Beginning May 1880, the Oldham Loop railway line operated through this area. The railway line was included in proposals in 1984 for conversion to light rail, and following October 2009, the entire line closed for conversion to Metrolink operation.

A brand new station was planned to be constructed at South Chadderton, however the railway line was high above street-level at the optimal location, which would have made building a fully accessible tram stop difficult.

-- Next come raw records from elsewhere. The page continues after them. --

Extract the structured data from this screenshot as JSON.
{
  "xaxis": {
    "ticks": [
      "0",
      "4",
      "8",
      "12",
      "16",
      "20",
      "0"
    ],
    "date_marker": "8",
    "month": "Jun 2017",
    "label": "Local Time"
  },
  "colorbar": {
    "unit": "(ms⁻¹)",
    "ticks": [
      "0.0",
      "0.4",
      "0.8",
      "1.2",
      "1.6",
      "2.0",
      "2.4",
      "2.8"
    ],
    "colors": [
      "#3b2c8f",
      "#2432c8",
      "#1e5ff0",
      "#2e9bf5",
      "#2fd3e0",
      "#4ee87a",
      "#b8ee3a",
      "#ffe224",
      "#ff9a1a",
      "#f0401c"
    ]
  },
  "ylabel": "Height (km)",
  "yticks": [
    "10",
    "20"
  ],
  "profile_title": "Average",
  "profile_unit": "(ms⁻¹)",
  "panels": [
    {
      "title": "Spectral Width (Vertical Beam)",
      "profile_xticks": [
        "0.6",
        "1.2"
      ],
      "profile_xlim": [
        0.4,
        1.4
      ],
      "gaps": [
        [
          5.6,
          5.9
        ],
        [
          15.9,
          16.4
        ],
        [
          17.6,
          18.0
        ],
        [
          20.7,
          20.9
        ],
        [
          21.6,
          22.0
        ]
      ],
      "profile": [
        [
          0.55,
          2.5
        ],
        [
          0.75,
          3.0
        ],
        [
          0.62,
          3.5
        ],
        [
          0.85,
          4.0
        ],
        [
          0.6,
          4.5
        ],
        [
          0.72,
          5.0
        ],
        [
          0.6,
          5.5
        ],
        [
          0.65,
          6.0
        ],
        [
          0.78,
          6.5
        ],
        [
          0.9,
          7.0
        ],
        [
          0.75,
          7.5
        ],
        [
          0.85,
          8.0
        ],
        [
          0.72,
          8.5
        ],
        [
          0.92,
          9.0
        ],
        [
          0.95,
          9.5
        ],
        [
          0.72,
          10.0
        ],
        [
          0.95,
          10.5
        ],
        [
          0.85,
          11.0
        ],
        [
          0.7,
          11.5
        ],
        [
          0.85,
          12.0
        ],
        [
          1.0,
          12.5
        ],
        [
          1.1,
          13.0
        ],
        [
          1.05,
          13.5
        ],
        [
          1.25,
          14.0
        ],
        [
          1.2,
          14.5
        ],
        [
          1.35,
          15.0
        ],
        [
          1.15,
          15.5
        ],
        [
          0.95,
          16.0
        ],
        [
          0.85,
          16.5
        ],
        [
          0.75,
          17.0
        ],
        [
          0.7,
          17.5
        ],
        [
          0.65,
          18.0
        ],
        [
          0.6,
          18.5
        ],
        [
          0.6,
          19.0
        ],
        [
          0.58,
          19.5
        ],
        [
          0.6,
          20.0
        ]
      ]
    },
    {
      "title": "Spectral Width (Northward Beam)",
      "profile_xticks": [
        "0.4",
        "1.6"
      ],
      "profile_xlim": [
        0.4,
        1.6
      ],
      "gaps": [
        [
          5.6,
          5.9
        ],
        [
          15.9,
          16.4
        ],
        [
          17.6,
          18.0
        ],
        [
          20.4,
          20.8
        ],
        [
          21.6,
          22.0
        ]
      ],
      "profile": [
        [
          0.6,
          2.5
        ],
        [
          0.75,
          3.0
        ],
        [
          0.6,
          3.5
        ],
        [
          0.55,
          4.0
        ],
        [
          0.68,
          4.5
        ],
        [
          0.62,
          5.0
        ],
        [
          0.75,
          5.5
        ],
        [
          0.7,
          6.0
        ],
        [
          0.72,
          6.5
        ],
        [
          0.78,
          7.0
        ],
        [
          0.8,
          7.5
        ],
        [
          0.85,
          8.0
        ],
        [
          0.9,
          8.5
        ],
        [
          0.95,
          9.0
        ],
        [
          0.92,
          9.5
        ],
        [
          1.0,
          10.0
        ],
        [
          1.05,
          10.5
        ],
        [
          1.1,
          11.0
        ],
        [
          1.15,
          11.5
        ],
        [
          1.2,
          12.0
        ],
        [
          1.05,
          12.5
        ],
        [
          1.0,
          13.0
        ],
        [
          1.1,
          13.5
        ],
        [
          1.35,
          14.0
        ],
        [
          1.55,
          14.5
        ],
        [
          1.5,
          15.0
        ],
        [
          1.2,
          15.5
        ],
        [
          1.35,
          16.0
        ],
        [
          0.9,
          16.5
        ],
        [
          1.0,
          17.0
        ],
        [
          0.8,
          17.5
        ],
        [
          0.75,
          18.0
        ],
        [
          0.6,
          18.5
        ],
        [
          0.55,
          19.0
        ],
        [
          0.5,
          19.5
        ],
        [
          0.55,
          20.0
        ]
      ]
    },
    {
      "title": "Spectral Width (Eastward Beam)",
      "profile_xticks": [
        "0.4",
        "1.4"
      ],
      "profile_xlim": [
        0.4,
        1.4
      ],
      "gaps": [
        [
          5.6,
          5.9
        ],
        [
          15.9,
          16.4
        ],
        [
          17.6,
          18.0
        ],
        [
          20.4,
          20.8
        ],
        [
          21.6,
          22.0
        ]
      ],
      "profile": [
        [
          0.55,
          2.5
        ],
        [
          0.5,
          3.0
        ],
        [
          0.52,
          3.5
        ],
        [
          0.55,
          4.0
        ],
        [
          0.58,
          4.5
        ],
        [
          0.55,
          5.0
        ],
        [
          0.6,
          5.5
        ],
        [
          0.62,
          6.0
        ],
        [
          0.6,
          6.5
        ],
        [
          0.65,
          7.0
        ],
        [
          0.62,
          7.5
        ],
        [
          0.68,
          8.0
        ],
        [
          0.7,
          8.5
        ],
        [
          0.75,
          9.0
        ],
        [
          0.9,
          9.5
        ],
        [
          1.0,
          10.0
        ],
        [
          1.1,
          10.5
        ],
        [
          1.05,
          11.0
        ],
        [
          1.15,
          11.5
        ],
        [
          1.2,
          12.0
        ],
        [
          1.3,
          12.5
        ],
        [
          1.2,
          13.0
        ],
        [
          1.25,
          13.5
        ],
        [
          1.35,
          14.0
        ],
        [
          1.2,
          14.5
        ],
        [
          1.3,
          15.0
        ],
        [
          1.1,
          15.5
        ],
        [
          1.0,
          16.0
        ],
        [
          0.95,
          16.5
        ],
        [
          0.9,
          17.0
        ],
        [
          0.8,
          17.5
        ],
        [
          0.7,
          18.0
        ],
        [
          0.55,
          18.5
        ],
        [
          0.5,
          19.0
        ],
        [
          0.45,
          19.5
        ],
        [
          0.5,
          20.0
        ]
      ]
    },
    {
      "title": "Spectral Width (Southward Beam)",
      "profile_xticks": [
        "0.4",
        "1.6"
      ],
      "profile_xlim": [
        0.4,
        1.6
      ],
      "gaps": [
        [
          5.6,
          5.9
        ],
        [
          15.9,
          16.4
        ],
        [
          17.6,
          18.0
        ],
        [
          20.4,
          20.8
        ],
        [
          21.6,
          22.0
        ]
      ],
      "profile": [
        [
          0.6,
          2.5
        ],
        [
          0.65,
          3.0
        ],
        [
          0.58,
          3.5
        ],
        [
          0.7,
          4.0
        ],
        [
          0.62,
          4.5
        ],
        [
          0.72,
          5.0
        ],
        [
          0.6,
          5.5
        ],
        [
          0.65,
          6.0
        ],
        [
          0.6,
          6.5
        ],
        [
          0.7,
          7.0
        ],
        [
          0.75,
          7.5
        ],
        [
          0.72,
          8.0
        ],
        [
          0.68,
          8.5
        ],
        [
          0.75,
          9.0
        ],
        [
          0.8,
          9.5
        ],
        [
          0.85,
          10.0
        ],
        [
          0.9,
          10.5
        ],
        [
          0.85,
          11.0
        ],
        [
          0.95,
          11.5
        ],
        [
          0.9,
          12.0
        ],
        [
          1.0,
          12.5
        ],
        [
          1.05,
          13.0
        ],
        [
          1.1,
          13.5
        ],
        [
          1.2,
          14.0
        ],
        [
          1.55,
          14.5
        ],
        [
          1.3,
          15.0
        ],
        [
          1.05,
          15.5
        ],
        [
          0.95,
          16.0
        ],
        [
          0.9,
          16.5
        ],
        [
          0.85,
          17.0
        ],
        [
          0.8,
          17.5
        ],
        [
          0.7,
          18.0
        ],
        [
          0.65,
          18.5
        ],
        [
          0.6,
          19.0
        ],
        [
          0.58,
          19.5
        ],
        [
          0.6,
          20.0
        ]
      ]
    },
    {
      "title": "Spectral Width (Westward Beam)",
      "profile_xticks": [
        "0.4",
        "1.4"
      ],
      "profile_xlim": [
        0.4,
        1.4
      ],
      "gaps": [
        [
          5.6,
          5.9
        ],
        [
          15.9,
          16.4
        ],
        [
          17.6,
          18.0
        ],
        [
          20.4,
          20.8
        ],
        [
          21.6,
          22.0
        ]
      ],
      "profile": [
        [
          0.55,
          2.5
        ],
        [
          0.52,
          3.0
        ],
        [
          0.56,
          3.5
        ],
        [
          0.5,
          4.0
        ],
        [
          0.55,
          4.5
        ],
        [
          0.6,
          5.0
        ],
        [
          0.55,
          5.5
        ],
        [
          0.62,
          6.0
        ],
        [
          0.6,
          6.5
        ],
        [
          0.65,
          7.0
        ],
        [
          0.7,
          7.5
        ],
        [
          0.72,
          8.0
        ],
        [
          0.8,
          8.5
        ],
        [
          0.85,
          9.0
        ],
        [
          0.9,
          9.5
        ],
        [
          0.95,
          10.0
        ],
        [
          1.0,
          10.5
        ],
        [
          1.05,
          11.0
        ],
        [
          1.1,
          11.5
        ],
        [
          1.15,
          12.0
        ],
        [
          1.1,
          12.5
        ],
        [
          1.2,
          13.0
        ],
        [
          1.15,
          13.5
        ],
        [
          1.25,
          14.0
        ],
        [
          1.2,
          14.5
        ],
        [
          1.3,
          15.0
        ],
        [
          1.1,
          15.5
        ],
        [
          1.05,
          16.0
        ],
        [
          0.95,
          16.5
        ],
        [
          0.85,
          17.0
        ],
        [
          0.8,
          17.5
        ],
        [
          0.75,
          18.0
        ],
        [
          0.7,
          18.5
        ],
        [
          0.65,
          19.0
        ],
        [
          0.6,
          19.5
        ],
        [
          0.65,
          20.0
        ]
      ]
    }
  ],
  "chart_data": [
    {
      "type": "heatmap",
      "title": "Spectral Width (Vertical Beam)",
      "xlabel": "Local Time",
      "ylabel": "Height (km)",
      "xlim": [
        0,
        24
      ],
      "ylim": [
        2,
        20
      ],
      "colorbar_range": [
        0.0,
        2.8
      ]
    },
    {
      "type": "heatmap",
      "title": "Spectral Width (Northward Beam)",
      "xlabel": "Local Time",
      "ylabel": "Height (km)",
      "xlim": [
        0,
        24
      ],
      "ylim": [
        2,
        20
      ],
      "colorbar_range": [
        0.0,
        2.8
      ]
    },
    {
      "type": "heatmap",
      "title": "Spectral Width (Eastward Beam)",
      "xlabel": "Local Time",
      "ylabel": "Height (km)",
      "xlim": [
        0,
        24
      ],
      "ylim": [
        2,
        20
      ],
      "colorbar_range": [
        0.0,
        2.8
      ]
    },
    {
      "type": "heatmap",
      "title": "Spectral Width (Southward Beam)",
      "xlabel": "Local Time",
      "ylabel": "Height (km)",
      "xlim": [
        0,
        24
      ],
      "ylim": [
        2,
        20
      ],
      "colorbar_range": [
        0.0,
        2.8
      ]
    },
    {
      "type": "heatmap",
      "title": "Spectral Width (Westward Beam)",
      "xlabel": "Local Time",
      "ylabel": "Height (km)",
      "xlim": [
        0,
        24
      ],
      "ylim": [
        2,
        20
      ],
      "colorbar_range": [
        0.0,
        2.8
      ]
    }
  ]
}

The original alignment was modified between 2009 and 2012 between the Drury Lane and Stanley Road rail bridges so that South Chadderton stop could be built at street-level instead. This change is made obvious by steep inclines uphill for trams upon leaving South Chadderton in both directions, at 1:29. A similar change was also done at Newbold tram stop further north up the line.

== Layout ==
South Chadderton has two side platforms serving two tracks and was constructed with accessibility in mind. There are three entrances to the station via pedestrian track crossings and ramps, and used to have bicycle lockers until around 2022.

Two dot matrix passenger information displays stand on one platform each, showing estimated arrival times for trams in minutes up to 30 minutes prior (up to three at a time) and number of carriages.

== Services ==
Every route across the Manchester Metrolink network operates to a 12-minute headway (5 tph) Monday–Saturday, and to a 15-minute headway (4 tph) on Sundays and bank holidays. Sections served by a second "peak only" route (like this stop) will have a combined headway of 6 minutes during peak times.

South Chadderton is located in Zone 3, and the stop itself has two platforms which aren't named. The outbound platform (west) serves trams to Shaw and Rochdale via Oldham, and the inbound platform (east) serves trams towards Manchester, heading to East Didsbury via Exchange Square.

| Preceding station | Manchester Metrolink |  |  | Following station |
| Hollinwood towards East Didsbury |  | East Didsbury–Rochdale |  | Freehold towards Rochdale Town Centre |
|  | East Didsbury–Shaw (peak only) |  | Freehold towards Shaw and Crompton |

== Transport connections ==

=== Bus ===
South Chadderton tram stop is served closest by Bee Network bus routes 81 (Manchester–Oldham) on Coalshaw Green Road, and 159 (Middleton–Oldham) on Stanley Road.

=== Train ===
This tram stop is not connected to or near to any railway stations, but the nearest is Moston, about 2 mi away walking.